“We all know that China is not a free trader, that’s the reality,” he said. But he added that Mexico has had success persuading China to ease trade barriers on some goods and expects it to continue to open up as its economy matures.
The trip to China would be in September, Guajardo said, but he did not provide details.
A Mexican diplomat in Beijing told Reuters he was referring to the China International Fair for Investment & Trade summit in Xiamen. “High-level contact is very frequent,” said the diplomat, who was not authorized to comment.
Guajardo said he was also working on a “radical broadening” of preferred tariffs with Brazil and Argentina to lower the cost of importing grains from the South American nations while giving Mexico better access to their manufacturing markets.
That would make the “worst-case scenario” of the U.S. withdrawing from NAFTA less painful for Mexico and strengthen its negotiating hand, Guajardo said.
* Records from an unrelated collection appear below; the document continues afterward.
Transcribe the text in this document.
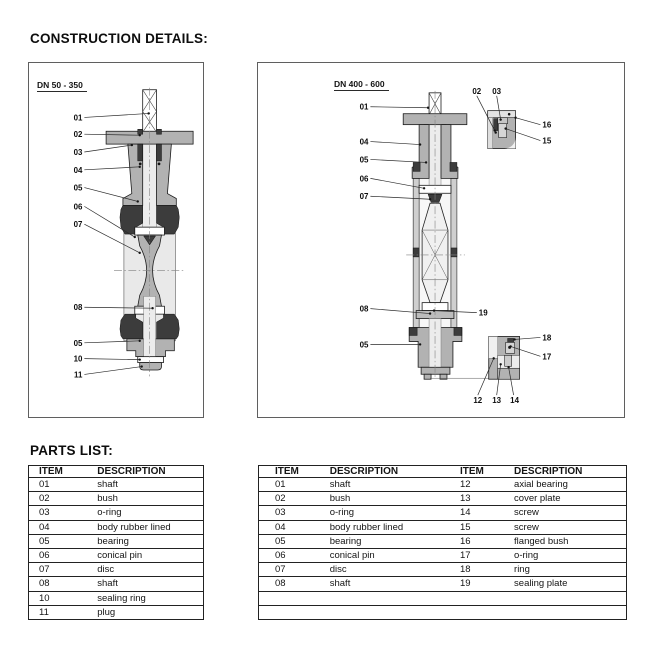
CONSTRUCTION DETAILS:
01
02
03
04
05
06
07
08
05
10
11
DN 50 - 350
01
04
05
06
07
08
05
19
02 03
16
15
18
17
12 13 14
DN 400 - 600
PARTS LIST:
ITEM	DESCRIPTION
01	shaft
02	bush
03	o-ring
04	body rubber lined
05	bearing
06	conical pin
07	disc
08	shaft
10	sealing ring
11	plug
ITEM	DESCRIPTION	ITEM	DESCRIPTION
01	shaft	12	axial bearing
02	bush	13	cover plate
03	o-ring	14	screw
04	body rubber lined	15	screw
05	bearing	16	flanged bush
06	conical pin	17	o-ring
07	disc	18	ring
08	shaft	19	sealing plate
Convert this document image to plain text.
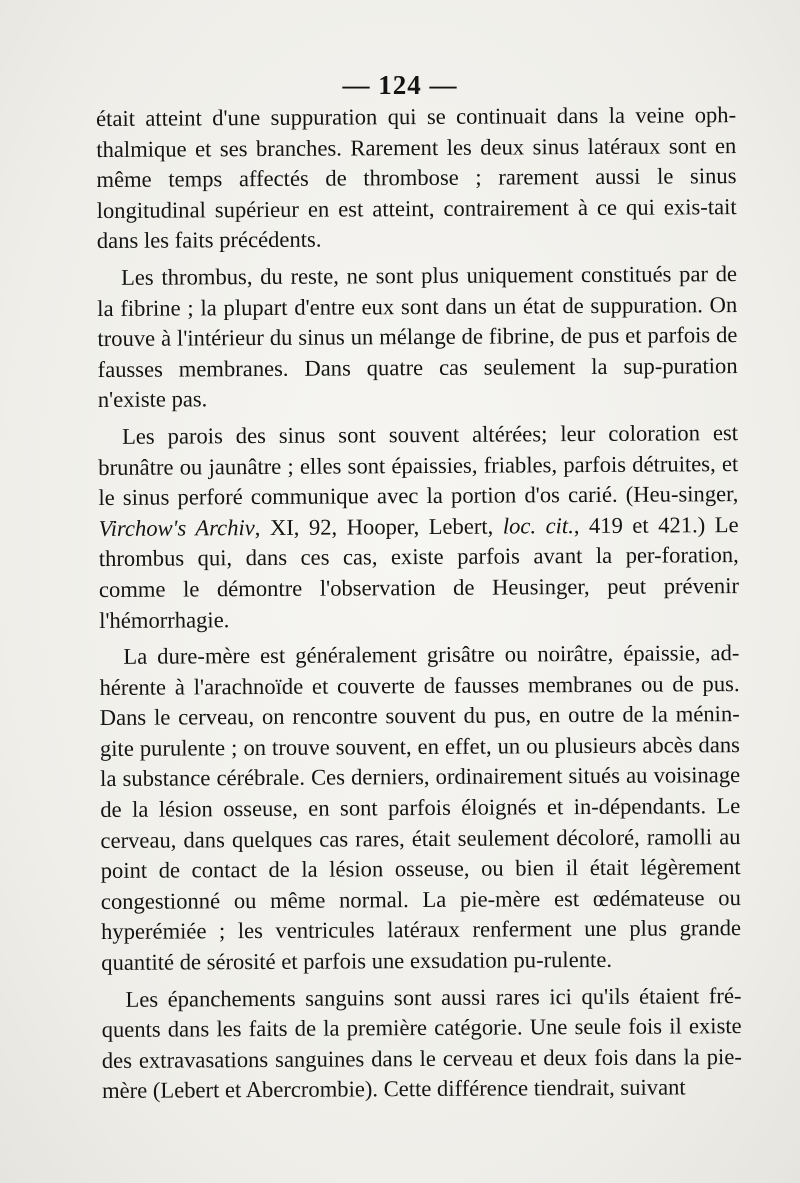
— 124 —

était atteint d'une suppuration qui se continuait dans la veine oph-thalmique et ses branches. Rarement les deux sinus latéraux sont en même temps affectés de thrombose ; rarement aussi le sinus longitudinal supérieur en est atteint, contrairement à ce qui exis-tait dans les faits précédents.

Les thrombus, du reste, ne sont plus uniquement constitués par de la fibrine ; la plupart d'entre eux sont dans un état de suppuration. On trouve à l'intérieur du sinus un mélange de fibrine, de pus et parfois de fausses membranes. Dans quatre cas seulement la sup-puration n'existe pas.

Les parois des sinus sont souvent altérées; leur coloration est brunâtre ou jaunâtre ; elles sont épaissies, friables, parfois détruites, et le sinus perforé communique avec la portion d'os carié. (Heu-singer, Virchow's Archiv, XI, 92, Hooper, Lebert, loc. cit., 419 et 421.) Le thrombus qui, dans ces cas, existe parfois avant la per-foration, comme le démontre l'observation de Heusinger, peut prévenir l'hémorrhagie.

La dure-mère est généralement grisâtre ou noirâtre, épaissie, ad-hérente à l'arachnoïde et couverte de fausses membranes ou de pus. Dans le cerveau, on rencontre souvent du pus, en outre de la ménin-gite purulente ; on trouve souvent, en effet, un ou plusieurs abcès dans la substance cérébrale. Ces derniers, ordinairement situés au voisinage de la lésion osseuse, en sont parfois éloignés et in-dépendants. Le cerveau, dans quelques cas rares, était seulement décoloré, ramolli au point de contact de la lésion osseuse, ou bien il était légèrement congestionné ou même normal. La pie-mère est œdémateuse ou hyperémiée ; les ventricules latéraux renferment une plus grande quantité de sérosité et parfois une exsudation pu-rulente.

Les épanchements sanguins sont aussi rares ici qu'ils étaient fré-quents dans les faits de la première catégorie. Une seule fois il existe des extravasations sanguines dans le cerveau et deux fois dans la pie-mère (Lebert et Abercrombie). Cette différence tiendrait, suivant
“If NAFTA disappears, I can export cars (to the United States) paying 2.5 percent tariffs. If they want to export yellow corn to me, I can raise tariffs to inaccessible levels,” Guajardo said. “But to make that strategy credible, I have to broaden our agreements with Brazil and Argentina.”
Representatives of Mexico’s government and private sector are in Brazil this week to close new supply deals of corn, soy and rice, members of the delegation said Thursday.